A questo punto, il procedimento disciplinare prende concretamente avvio ed è necessario convocare l’incolpato. A tal fine, il Presidente del Collegio assegnatario dà notizia della fissazione della seduta di discussione all’indagato e del rinvio a giudizio (almeno dieci giorni prima) per consentirgli di presentare giustificazioni e documentazione a difesa.

In particolare, tale termine svolge la funzione di:

  • garantire al professionista indagato un congruo termine per predisporre le sue difese. In quest’ottica, il termine di dieci giorni prima della seduta per l’avviso all’indagato è considerato a pena di annullamento di tutto il procedimento laddove sia in concreto lesivo del diritto di difesa;
  • invitare l’indagato a comparire alla stessa per essere sentito e produrre documenti a difesa;
  • garantire il contraddittorio contenendo una chiara contestazione dell’addebito disciplinare mosso al professionista.

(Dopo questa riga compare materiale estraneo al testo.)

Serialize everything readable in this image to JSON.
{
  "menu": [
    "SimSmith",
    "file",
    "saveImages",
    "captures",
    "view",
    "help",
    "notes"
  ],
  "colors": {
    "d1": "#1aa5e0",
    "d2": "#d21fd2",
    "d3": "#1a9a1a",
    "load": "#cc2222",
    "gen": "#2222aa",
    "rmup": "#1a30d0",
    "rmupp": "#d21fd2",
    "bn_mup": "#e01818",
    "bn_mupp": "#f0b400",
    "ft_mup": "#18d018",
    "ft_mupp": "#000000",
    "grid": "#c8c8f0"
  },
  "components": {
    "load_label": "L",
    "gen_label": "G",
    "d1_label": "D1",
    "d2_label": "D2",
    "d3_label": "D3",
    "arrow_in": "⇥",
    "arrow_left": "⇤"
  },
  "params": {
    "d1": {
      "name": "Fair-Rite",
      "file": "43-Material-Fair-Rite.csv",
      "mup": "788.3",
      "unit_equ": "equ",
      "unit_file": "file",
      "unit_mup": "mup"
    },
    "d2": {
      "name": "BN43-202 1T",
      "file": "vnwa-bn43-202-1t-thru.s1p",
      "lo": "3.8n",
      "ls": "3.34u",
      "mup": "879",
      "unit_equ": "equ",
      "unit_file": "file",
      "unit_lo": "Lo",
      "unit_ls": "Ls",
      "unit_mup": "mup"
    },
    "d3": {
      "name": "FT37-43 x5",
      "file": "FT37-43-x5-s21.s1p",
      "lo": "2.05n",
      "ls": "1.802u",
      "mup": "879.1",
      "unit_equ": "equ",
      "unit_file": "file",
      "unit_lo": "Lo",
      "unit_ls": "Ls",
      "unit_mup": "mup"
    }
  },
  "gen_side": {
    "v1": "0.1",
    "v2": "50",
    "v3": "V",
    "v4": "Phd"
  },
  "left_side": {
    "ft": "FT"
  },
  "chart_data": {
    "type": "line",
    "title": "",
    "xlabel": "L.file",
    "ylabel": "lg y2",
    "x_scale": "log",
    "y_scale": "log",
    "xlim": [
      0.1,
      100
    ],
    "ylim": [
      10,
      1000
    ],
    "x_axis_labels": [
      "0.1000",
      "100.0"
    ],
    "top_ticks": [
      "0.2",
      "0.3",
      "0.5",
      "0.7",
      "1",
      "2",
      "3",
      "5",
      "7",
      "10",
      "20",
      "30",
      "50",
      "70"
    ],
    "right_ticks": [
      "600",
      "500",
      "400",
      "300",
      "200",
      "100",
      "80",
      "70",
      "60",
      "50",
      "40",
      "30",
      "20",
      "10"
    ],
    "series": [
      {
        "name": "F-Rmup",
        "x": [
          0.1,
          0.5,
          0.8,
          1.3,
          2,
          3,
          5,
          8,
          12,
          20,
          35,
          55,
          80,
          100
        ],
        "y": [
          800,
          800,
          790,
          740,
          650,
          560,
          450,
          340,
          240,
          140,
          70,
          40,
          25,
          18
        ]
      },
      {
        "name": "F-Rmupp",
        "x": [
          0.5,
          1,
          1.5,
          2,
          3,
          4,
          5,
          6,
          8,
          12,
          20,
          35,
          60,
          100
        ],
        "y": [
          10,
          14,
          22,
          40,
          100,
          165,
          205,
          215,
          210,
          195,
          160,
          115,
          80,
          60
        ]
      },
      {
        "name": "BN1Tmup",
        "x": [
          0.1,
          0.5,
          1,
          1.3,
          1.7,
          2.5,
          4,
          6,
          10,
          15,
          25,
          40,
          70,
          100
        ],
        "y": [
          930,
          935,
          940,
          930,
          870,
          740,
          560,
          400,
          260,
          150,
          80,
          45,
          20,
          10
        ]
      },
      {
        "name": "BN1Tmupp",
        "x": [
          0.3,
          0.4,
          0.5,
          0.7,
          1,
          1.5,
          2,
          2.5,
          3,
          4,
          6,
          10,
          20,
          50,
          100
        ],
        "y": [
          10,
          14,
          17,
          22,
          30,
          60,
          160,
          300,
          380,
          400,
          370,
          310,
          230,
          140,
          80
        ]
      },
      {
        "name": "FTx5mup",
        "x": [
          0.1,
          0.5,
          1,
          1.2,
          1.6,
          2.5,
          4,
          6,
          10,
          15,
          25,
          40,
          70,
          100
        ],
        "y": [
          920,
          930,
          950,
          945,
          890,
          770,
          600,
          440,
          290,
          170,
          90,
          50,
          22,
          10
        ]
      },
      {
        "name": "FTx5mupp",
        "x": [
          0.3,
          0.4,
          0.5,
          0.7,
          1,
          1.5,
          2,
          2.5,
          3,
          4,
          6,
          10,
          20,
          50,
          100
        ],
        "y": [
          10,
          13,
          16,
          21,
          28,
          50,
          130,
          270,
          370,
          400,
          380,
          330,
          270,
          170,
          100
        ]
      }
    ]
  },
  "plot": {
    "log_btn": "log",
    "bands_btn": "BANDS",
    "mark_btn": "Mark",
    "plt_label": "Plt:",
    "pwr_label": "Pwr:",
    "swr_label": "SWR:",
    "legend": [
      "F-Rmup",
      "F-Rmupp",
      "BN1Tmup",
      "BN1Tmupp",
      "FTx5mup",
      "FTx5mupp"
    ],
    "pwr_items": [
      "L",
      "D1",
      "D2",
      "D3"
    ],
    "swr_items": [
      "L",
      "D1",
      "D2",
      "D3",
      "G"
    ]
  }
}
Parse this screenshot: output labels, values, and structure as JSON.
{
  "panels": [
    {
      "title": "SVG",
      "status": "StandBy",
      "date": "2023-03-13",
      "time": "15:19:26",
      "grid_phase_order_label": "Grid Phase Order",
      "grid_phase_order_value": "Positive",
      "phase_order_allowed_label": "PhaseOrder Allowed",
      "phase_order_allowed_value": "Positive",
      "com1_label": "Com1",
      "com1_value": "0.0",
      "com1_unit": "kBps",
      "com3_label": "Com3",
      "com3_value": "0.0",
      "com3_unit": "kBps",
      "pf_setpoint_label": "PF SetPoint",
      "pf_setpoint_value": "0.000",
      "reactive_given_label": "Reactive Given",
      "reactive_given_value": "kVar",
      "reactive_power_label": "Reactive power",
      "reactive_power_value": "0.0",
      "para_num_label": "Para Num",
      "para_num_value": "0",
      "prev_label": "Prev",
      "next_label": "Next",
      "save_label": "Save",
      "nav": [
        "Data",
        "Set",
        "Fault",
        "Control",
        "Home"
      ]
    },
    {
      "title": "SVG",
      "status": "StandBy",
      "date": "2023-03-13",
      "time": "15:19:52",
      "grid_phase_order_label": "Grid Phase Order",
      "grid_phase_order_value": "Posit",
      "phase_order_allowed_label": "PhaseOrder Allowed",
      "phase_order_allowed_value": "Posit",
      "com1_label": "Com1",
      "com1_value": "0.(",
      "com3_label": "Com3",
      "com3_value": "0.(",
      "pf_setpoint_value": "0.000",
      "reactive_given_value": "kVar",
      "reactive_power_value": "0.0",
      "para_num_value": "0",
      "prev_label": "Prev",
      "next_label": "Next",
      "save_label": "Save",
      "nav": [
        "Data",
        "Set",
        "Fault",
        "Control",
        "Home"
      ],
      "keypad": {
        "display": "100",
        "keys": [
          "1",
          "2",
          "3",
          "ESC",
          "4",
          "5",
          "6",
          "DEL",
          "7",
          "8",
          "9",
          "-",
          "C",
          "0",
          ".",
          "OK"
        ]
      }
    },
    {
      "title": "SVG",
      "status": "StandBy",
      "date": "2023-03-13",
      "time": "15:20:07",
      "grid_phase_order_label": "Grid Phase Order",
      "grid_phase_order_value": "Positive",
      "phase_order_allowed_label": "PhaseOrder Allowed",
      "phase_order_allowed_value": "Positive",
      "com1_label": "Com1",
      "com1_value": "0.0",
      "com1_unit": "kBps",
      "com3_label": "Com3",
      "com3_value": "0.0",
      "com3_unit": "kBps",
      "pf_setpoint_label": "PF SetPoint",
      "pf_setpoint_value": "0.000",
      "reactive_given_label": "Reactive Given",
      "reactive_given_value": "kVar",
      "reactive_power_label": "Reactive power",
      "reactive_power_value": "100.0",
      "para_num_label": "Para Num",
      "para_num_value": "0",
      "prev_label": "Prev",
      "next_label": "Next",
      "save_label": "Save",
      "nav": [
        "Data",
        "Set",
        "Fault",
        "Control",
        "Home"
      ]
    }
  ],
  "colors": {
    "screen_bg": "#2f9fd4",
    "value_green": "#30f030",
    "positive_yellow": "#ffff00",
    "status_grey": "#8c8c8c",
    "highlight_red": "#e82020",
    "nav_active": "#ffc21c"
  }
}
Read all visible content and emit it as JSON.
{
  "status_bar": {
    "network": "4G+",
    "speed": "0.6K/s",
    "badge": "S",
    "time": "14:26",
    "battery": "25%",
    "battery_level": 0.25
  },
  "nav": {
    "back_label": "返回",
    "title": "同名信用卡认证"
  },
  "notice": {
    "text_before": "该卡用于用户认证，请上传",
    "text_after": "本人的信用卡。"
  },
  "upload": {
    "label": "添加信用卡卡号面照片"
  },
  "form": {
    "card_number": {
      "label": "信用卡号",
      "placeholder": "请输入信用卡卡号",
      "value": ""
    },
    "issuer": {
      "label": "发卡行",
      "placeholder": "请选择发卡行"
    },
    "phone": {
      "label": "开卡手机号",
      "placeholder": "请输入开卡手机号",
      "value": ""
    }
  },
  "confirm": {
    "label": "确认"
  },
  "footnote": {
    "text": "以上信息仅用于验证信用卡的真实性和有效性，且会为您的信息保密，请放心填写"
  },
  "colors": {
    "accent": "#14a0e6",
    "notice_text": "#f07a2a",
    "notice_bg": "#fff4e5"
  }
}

Alla seduta fissata per la convocazione dell’incolpato, si procede alla discussione dei fatti oggetto del procedimento. Nella seduta ha luogo la discussione formale del giudizio in cui vengono sentiti il relatore, l’incolpato (e/o il suo difensore), eventuali testimoni e se, del caso, persino il soggetto che ha avanzato l’esposto.

Si rammenti che, qualora l’incolpato ritualmente convocato non compaia alla seduta o non giustifichi la sua assenza con un legittimo impedimento, il Collegio giudicante procederà lo stesso in sua assenza ad istruire il giudizio.

Va anche ricordato che, nel caso in cui il Collegio aggiorni la seduta di discussione per qualsivoglia motivo (approfondimenti, nuovi accertamenti, necessità di acquisizioni documentali), lo stesso Collegio dovrà procedere ad una nuova formale convocazione dell’iscritto incolpato.

  1. Decisione.

All’esito della discussione, il Collegio può adottare immediatamente la decisione ovvero rinviare la decisione ad un secondo momento. In ogni caso, la seduta del Collegio non è pubblica e la decisione è adottata a porte chiuse.

La decisione del Collegio potrà essere di “archiviazione” ovvero di adozione della “sanzione” disciplinare.

Le sanzioni irrogabili all’incolpato ritenuto responsabile dell’addebito disciplinare contestatogli sono quelle di cui all’art. 11 del RD n. 274/1929: avvertimento, censura, sospensione dall’esercizio della professione (fino ad un massimo di sei mesi), cancellazione dall’albo professionale.

Si può concludere ricordando che se, da un lato, le sanzioni sono rigidamente tipizzate dall’ordinamento professionale (ossia, non sono previste sanzioni diverse da quelle sopra elencate), dall’altro, nel Codice di Deontologia vi è una mancata tipizzazione degli illeciti disciplinari, per cui le sanzioni non sono collegate a specifiche fattispecie deontologiche.

Tanto che il Collegio di disciplina, allorché decida di irrogare la sanzione, non è obbligato a seguire rigorosamente l’ordine delle sanzioni di cui all’art. 11 e soprattutto ha facoltà di adottare sanzioni diverse per la medesima infrazione, secondo una sua discrezionale valutazione purché adeguatamente motivata.